Nordea On Your Mind: Generative AI
The desk posits that the advent of generative AI, particularly large language models (LLMs) like ChatGPT, signifies a transformative shift in various sectors, including finance. This follows a notable rise in productivity expectations fueled by AI's capabilities, which could disrupt traditional employment paradigms and present novel trading strategies. Per the full note from Nordea, the authors highlight how AI applications have burgeoned since 2019, with contemporary advancements driving both potential and apprehension among industries regarding job displacement and ethical considerations. Notably, as AI tools become more integrated into workflows, they could redefine market dynamics, particularly in sectors reliant on data analysis. The powerful capabilities of LLMs, which have been made readily accessible to the public, underscore a significant moment in AI evolution. As per Nordea's insights, the launch of OpenAI's ChatGPT in 2022 has created heightened interest, allowing users to engage with AI technology easily, bolstering productivity while also raising fears of competency obsolescence. As organizations adapt to these changes, observing trends in AI adoption within financial markets could provide crucial insights into shifts in trading behavior and decision-making processes.
What the desk is arguing
The desk frames the emergence of generative AI as a significant disruptor in finance, with implications for trading strategies and market operations. The recent surge in AI capabilities, notably through LLMs like ChatGPT, is poised to enhance productivity across sectors, reflecting a paradigm shift in technological application.
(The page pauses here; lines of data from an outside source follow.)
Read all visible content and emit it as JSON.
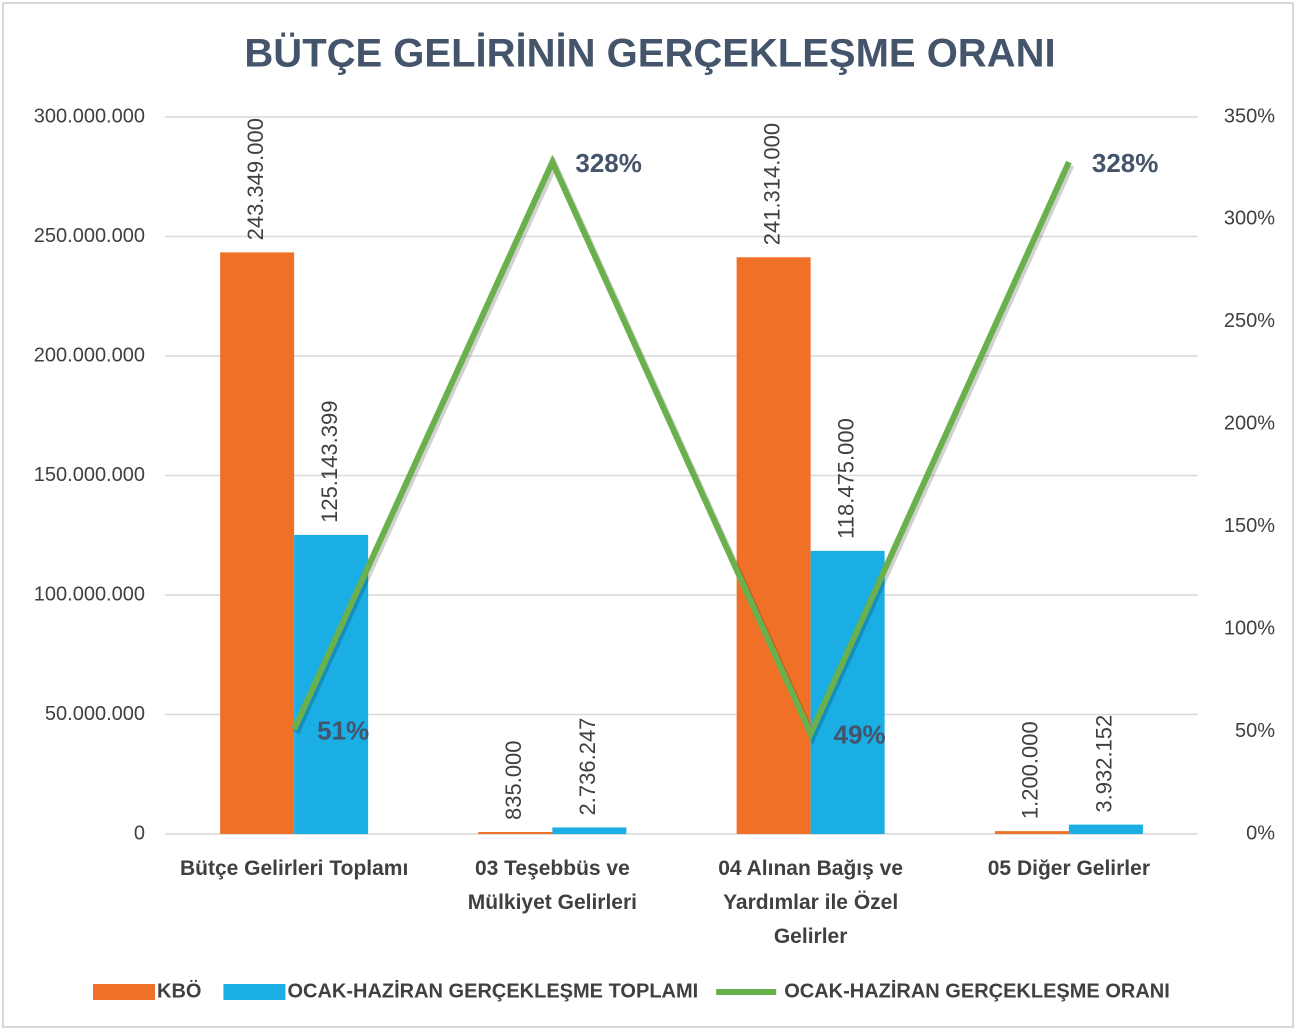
{
  "chart_data": {
    "type": "bar_line",
    "title": "BÜTÇE GELİRİNİN GERÇEKLEŞME ORANI",
    "categories": [
      "Bütçe Gelirleri Toplamı",
      "03 Teşebbüs ve Mülkiyet Gelirleri",
      "04 Alınan Bağış ve Yardımlar ile Özel Gelirler",
      "05 Diğer Gelirler"
    ],
    "series": [
      {
        "name": "KBÖ",
        "type": "bar",
        "color": "#f07028",
        "values": [
          243349000,
          835000,
          241314000,
          1200000
        ],
        "value_labels": [
          "243.349.000",
          "835.000",
          "241.314.000",
          "1.200.000"
        ]
      },
      {
        "name": "OCAK-HAZİRAN GERÇEKLEŞME TOPLAMI",
        "type": "bar",
        "color": "#1aaee5",
        "values": [
          125143399,
          2736247,
          118475000,
          3932152
        ],
        "value_labels": [
          "125.143.399",
          "2.736.247",
          "118.475.000",
          "3.932.152"
        ]
      },
      {
        "name": "OCAK-HAZİRAN GERÇEKLEŞME ORANI",
        "type": "line",
        "axis": "y2",
        "color": "#6ab04c",
        "values": [
          51,
          328,
          49,
          328
        ],
        "value_labels": [
          "51%",
          "328%",
          "49%",
          "328%"
        ]
      }
    ],
    "ylim": [
      0,
      300000000
    ],
    "yticks": [
      0,
      {
        "value": 50000000,
        "label": "50.000.000"
      },
      {
        "value": 100000000,
        "label": "100.000.000"
      },
      {
        "value": 150000000,
        "label": "150.000.000"
      },
      {
        "value": 200000000,
        "label": "200.000.000"
      },
      {
        "value": 250000000,
        "label": "250.000.000"
      },
      {
        "value": 300000000,
        "label": "300.000.000"
      }
    ],
    "y2lim": [
      0,
      350
    ],
    "y2ticks": [
      {
        "value": 0,
        "label": "0%"
      },
      {
        "value": 50,
        "label": "50%"
      },
      {
        "value": 100,
        "label": "100%"
      },
      {
        "value": 150,
        "label": "150%"
      },
      {
        "value": 200,
        "label": "200%"
      },
      {
        "value": 250,
        "label": "250%"
      },
      {
        "value": 300,
        "label": "300%"
      },
      {
        "value": 350,
        "label": "350%"
      }
    ],
    "grid": true,
    "legend": "bottom"
  }
}
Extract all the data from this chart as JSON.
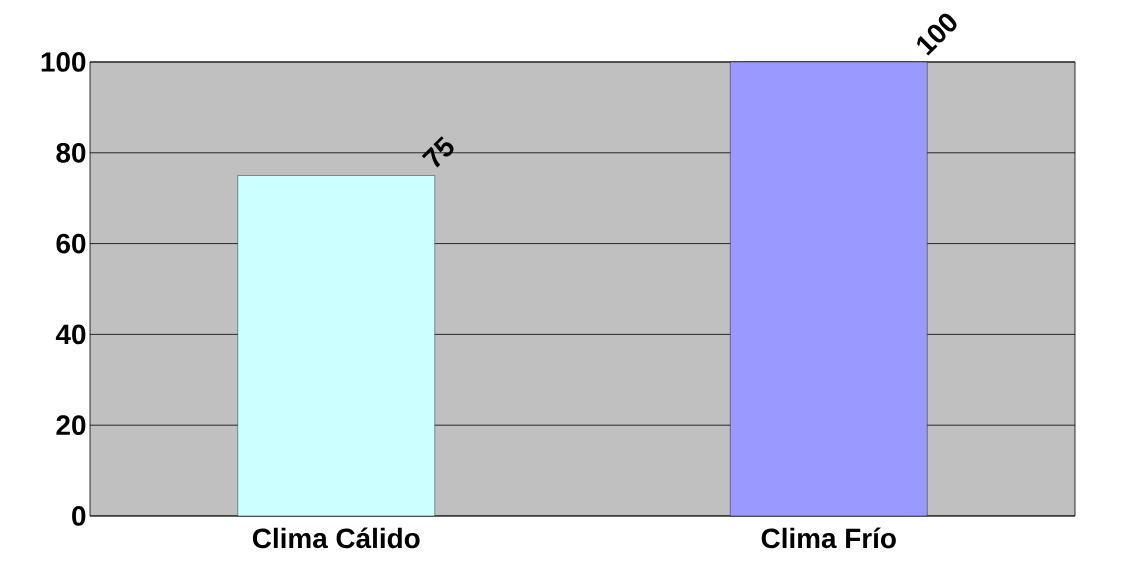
{
  "chart_data": {
    "type": "bar",
    "categories": [
      "Clima Cálido",
      "Clima Frío"
    ],
    "values": [
      75,
      100
    ],
    "colors": [
      "#ccffff",
      "#9999ff"
    ],
    "ylim": [
      0,
      100
    ],
    "yticks": [
      0,
      20,
      40,
      60,
      80,
      100
    ],
    "grid": "y",
    "data_labels": true
  }
}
Nordea highlights that since 2019, advancements in AI technology have created a landscape rich with commercial opportunities. The widespread launch of free-access models such as ChatGPT reinforces this point, indicating that AI's integration will likely affect positional strategies and market engagements in the near future.
Where it sits in our coverage
[This section is omitted as there is no internal coverage data.]
How other firms see it
[This section is omitted as there is no internal coverage data.]
What the calendar says
[This section is omitted as there are no upcoming events.]
How firms align with this view
Aligned with the desk view
Contrary positioning
Key takeaways
- 01Generative AI, particularly large language models, is impactful across sectors, including finance.
- 02The launch of user-friendly AI tools has increased productivity expectations.
- 03Concerns about job loss and ethical risks are notable alongside the tech's advancements.
- 04Market dynamics may shift as organizations adopt AI-driven strategies.
Market implications
Traders should closely monitor shifts in AI adoption rates among financial institutions as they could redefine trading strategies. Changes in market behavior resulting from generative AI could manifest at unexpected moments, particularly as firms leverage these tools.
Risks to this view
A significant catalyst that could challenge this view includes regulatory actions against AI technology or a substantial backlash from labor groups regarding job displacements, which may force firms to reconsider their adoption strategies.
Nordea On Your Mind Nordea On Your Mind: Generative AI 05-12-2023 The Nordea On Your Mind team returns to the game changer, artificial intelligence (AI), in their latest report. When Johan Trocmé and Viktor Sonebäck wrote about artificial intelligence (AI) for Nordea On Your Mind back in 2019, big data had improved the performance of AI algorithms to such a degree that there was a plethora of commercial applications and widespread media interest. Now, in response to a new wave of interest driven by the success of large language models (LLMs), the authors provide a recap of the history of AI, the drivers behind its commercial breakthrough in recent years as well as the new hype around natural language processing and LLMs such as ChatGPT.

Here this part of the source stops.